Over the past fortnight, Rio Tinto, Fortescue Metals and now BHP Group have announced that they will purchase electric trains to transport iron ore to Western Australia. The three companies will buy their electric locomotives from US-based Progress Rail or Webtech.
With mining and resource companies scrambling for the decarbonization pathway, three of the world’s biggest players have announced that they will be buying battery-electric engines from each other in quick succession.
On Monday, BHP Group announced it would purchase four battery-electric locomotives, two from Progress Rail, owned by mining and construction equipment giant Caterpillar, along with two others from WabTech Corporation.
Less than a week later, Rio Tinto announced that it would purchase four battery-electric trains from Wabtec which, like BHP, plans to use for its iron ore operations in the Pilbara region of Western Australia (WA). Is.
Fortescue Metals will purchase just two electric trains for its operations – possibly also in Western Australia, although the company did not specify.
A wave of announcements Gina Rinehart-controlled company Roy Hill announced that it had purchased Webtec’s FLXdrive battery-electric train with an energy capacity of 7 MW for its Pilbara operations in September 2021.
The purchase of these initial trains marked the beginning of testing for all these miners with battery-electric locomotives, many of which flagged that they would also test ‘energy recovery’ opportunities.
Both BHP and Rio Tinto estimate that replacing their entire fleet of locomotives would reduce their carbon emissions in the Pilbara by about 30% annually.

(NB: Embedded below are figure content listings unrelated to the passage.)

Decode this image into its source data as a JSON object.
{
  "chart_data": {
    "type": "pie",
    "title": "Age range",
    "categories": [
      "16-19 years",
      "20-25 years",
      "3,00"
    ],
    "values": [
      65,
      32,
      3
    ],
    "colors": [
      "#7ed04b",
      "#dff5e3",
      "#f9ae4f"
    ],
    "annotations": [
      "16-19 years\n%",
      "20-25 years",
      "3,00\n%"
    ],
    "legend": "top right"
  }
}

BHP Progress to test both Rail and WebTech technology
Consistently topping the list of the world’s largest mining companies, BHP Group is hedging its bets by placing orders with both Progress Rail and Webtech. From Progress Rail, the company will receive two EMD Joule locomotives with a battery capacity of 14.5 MW. It will get two FLXdrive battery-electric engines from Wabtec.
With the four locomotives scheduled for delivery in late 2023, BHP said tests to be conducted with them will support the planned electrification of its iron ore fleet of more than 180 locomotives.

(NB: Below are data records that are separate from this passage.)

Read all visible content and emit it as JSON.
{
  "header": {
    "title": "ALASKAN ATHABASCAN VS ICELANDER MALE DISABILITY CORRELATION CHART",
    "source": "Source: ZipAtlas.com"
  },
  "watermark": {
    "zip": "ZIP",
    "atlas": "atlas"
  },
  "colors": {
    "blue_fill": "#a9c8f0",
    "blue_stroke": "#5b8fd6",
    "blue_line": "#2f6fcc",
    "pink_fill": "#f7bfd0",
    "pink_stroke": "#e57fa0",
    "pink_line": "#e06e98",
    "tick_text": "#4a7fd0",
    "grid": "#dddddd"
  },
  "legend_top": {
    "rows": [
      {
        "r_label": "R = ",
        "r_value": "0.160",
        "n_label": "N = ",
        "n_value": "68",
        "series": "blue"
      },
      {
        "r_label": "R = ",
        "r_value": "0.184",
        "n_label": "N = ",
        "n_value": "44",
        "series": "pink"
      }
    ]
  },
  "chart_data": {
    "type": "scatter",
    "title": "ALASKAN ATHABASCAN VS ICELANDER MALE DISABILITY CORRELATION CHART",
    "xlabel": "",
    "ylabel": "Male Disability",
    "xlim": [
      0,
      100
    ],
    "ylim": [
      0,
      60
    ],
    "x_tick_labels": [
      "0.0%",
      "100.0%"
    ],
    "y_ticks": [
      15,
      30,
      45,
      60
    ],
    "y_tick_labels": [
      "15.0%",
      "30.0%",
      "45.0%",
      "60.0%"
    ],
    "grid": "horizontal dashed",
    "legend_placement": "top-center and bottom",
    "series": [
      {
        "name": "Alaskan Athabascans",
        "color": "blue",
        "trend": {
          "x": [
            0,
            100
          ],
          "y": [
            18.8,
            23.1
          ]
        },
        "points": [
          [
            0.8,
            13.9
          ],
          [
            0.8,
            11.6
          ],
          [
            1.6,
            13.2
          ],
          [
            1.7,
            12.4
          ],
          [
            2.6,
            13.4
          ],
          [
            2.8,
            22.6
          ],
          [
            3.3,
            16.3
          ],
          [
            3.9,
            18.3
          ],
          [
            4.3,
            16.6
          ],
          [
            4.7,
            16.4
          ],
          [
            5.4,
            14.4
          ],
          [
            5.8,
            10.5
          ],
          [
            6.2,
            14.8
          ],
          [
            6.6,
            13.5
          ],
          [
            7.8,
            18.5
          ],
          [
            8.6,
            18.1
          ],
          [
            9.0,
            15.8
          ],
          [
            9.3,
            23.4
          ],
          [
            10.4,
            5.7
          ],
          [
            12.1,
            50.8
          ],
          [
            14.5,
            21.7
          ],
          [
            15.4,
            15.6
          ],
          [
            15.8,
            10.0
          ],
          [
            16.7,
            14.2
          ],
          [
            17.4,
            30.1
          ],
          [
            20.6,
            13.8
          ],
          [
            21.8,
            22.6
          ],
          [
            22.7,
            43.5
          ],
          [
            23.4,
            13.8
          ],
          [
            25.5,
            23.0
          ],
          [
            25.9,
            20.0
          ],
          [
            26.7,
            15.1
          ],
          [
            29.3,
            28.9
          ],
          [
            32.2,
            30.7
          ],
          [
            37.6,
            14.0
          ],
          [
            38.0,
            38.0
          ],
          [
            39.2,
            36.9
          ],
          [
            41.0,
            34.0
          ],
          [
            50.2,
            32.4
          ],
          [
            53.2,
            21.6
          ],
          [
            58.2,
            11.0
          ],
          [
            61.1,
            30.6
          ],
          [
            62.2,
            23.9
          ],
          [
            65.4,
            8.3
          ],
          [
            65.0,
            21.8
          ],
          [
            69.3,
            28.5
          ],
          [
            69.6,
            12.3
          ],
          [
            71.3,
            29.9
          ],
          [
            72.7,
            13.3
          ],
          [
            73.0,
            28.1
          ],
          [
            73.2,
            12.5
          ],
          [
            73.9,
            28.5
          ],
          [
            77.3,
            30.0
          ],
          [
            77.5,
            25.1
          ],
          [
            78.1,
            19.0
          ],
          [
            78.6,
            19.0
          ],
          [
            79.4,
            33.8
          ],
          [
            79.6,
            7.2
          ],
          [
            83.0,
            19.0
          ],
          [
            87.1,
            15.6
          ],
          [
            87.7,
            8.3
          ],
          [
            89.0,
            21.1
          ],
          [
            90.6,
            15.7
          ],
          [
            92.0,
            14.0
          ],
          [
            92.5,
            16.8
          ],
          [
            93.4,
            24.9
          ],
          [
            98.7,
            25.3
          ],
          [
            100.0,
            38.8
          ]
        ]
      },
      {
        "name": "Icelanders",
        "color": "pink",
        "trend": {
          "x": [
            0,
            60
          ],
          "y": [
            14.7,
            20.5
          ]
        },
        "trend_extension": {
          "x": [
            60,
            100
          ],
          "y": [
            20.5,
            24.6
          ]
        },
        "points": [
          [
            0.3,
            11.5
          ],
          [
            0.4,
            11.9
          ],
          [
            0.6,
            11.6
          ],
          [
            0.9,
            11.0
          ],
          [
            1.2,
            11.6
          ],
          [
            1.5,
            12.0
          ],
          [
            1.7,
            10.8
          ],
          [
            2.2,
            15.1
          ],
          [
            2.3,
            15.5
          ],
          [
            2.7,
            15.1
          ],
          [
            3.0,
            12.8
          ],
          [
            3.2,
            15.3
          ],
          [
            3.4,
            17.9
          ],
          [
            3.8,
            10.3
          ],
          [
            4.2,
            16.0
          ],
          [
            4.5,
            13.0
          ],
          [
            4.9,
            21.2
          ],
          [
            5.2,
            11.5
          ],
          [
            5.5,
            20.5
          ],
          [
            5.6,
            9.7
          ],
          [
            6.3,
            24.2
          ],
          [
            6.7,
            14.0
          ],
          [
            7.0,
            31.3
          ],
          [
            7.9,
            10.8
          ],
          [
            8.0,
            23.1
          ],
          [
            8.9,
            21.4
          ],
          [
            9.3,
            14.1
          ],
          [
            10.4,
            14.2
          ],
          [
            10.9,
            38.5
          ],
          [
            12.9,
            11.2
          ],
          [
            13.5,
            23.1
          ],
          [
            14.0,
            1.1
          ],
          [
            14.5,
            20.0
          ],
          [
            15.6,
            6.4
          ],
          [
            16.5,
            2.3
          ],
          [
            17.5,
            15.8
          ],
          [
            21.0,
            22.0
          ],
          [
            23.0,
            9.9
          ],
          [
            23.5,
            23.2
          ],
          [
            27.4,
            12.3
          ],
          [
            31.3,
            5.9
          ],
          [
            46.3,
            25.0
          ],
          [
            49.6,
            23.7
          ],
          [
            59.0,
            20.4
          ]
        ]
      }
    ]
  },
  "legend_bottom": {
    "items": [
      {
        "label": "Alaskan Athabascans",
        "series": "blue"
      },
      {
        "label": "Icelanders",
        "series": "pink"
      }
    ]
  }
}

BHP Group Procurement Officer, James Egger, “By working with two global leaders in Pragati Rail and WebTech, we can broaden the scope of our trials and get better insights as we look at the planned deployment of our diesel-powered iron ore rail fleet.” Ready to replace.”, said.
The train will transport iron ore from BHP’s Pilbara mines to the Port Hedland export facility, testing the company’s performance and emissions reduction capabilities. According to the company, its fully-laden iron ore trains in WA typically include four diesel-electric locomotives, hauling about 270 cars carrying a total of 38,000 tons of iron ore.

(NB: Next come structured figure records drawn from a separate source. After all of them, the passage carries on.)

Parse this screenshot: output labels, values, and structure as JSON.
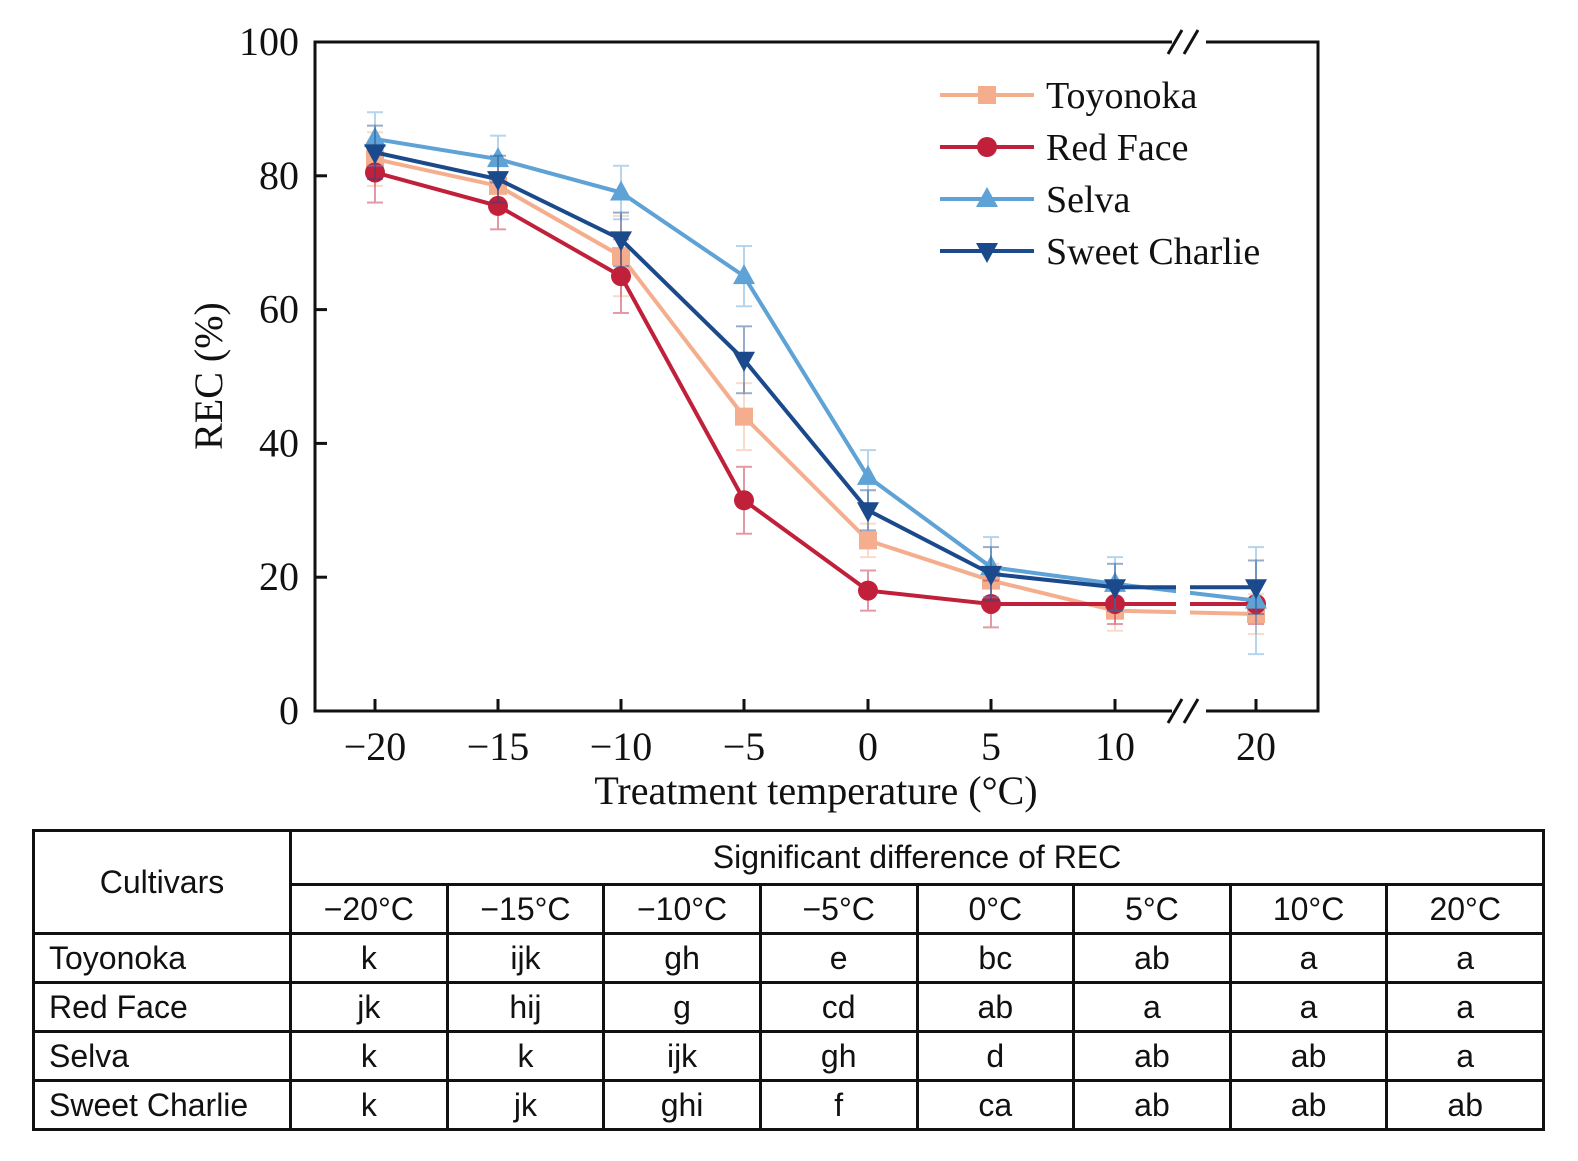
{
  "chart_data": {
    "type": "line",
    "x_tick_labels": [
      "−20",
      "−15",
      "−10",
      "−5",
      "0",
      "5",
      "10",
      "20"
    ],
    "x": [
      -20,
      -15,
      -10,
      -5,
      0,
      5,
      10,
      20
    ],
    "y_ticks": [
      "0",
      "20",
      "40",
      "60",
      "80",
      "100"
    ],
    "ylim": [
      0,
      100
    ],
    "xlabel": "Treatment temperature (°C)",
    "ylabel": "REC (%)",
    "axis_break": "between 10 and 20 on x-axis",
    "series": [
      {
        "name": "Toyonoka",
        "color": "#f4ae8e",
        "marker": "square",
        "values": [
          82.5,
          78.5,
          68,
          44,
          25.5,
          19.5,
          15,
          14.5
        ],
        "errors": [
          4,
          4,
          6,
          5,
          2.5,
          2.5,
          3,
          3
        ]
      },
      {
        "name": "Red Face",
        "color": "#c0203a",
        "marker": "circle",
        "values": [
          80.5,
          75.5,
          65,
          31.5,
          18,
          16,
          16,
          16
        ],
        "errors": [
          4.5,
          3.5,
          5.5,
          5,
          3,
          3.5,
          3,
          3
        ]
      },
      {
        "name": "Selva",
        "color": "#5ea2d6",
        "marker": "triangle-up",
        "values": [
          85.5,
          82.5,
          77.5,
          65,
          35,
          21.5,
          19,
          16.5
        ],
        "errors": [
          4,
          3.5,
          4,
          4.5,
          4,
          4.5,
          4,
          8
        ]
      },
      {
        "name": "Sweet Charlie",
        "color": "#1b4a8c",
        "marker": "triangle-down",
        "values": [
          83.5,
          79.5,
          70.5,
          52.5,
          30,
          20.5,
          18.5,
          18.5
        ],
        "errors": [
          4,
          3.5,
          4,
          5,
          3,
          4,
          3.5,
          4
        ]
      }
    ]
  },
  "table": {
    "corner_label": "Cultivars",
    "group_label": "Significant difference of REC",
    "columns": [
      "−20°C",
      "−15°C",
      "−10°C",
      "−5°C",
      "0°C",
      "5°C",
      "10°C",
      "20°C"
    ],
    "rows": [
      {
        "cultivar": "Toyonoka",
        "cells": [
          "k",
          "ijk",
          "gh",
          "e",
          "bc",
          "ab",
          "a",
          "a"
        ]
      },
      {
        "cultivar": "Red Face",
        "cells": [
          "jk",
          "hij",
          "g",
          "cd",
          "ab",
          "a",
          "a",
          "a"
        ]
      },
      {
        "cultivar": "Selva",
        "cells": [
          "k",
          "k",
          "ijk",
          "gh",
          "d",
          "ab",
          "ab",
          "a"
        ]
      },
      {
        "cultivar": "Sweet Charlie",
        "cells": [
          "k",
          "jk",
          "ghi",
          "f",
          "ca",
          "ab",
          "ab",
          "ab"
        ]
      }
    ]
  }
}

,TeaBHP’s announcement said it will also test unique ‘energy recovery’ opportunities to further reduce the overall power demand for trains by harnessing the natural topography of the trial rail network. “On the way to port, locomotives can gain energy (energy that would otherwise be lost) from braking on downhill slopes and use it to help empty trains back up to the Pilbara.”
BHP has announced a partnership with Caterpillar and Komatsu to develop the first zero-emissions haul truck.
Like BHP and Roy Hill, Rio Tinto will buy Webtec’s 7MW FLXDrive battery-electric train. It is expected to begin its initial tests with the new engines in early 2024.
The company plans to recharge four of its new trains at charging stations located at the port or at its mining sites. Like BHP, it also seeks to generate additional energy while its trains are in transit via a regenerative braking system that takes energy from the train and uses it to recharge the onboard battery.
Fortescue has decided to go with Progress Rail’s train, which has almost twice the capacity of Webtec, which claims 14.5 MW. The two BE14.5BB locomotives will be manufactured at the Progress Rail facility in Sete Lagos, Brazil.
“The purchase of these new battery-powered engines is an important milestone … as we diversify from a pure iron ore producer to a green renewables and resources company,” said Elizabeth Gaines, CEO of Fortescue.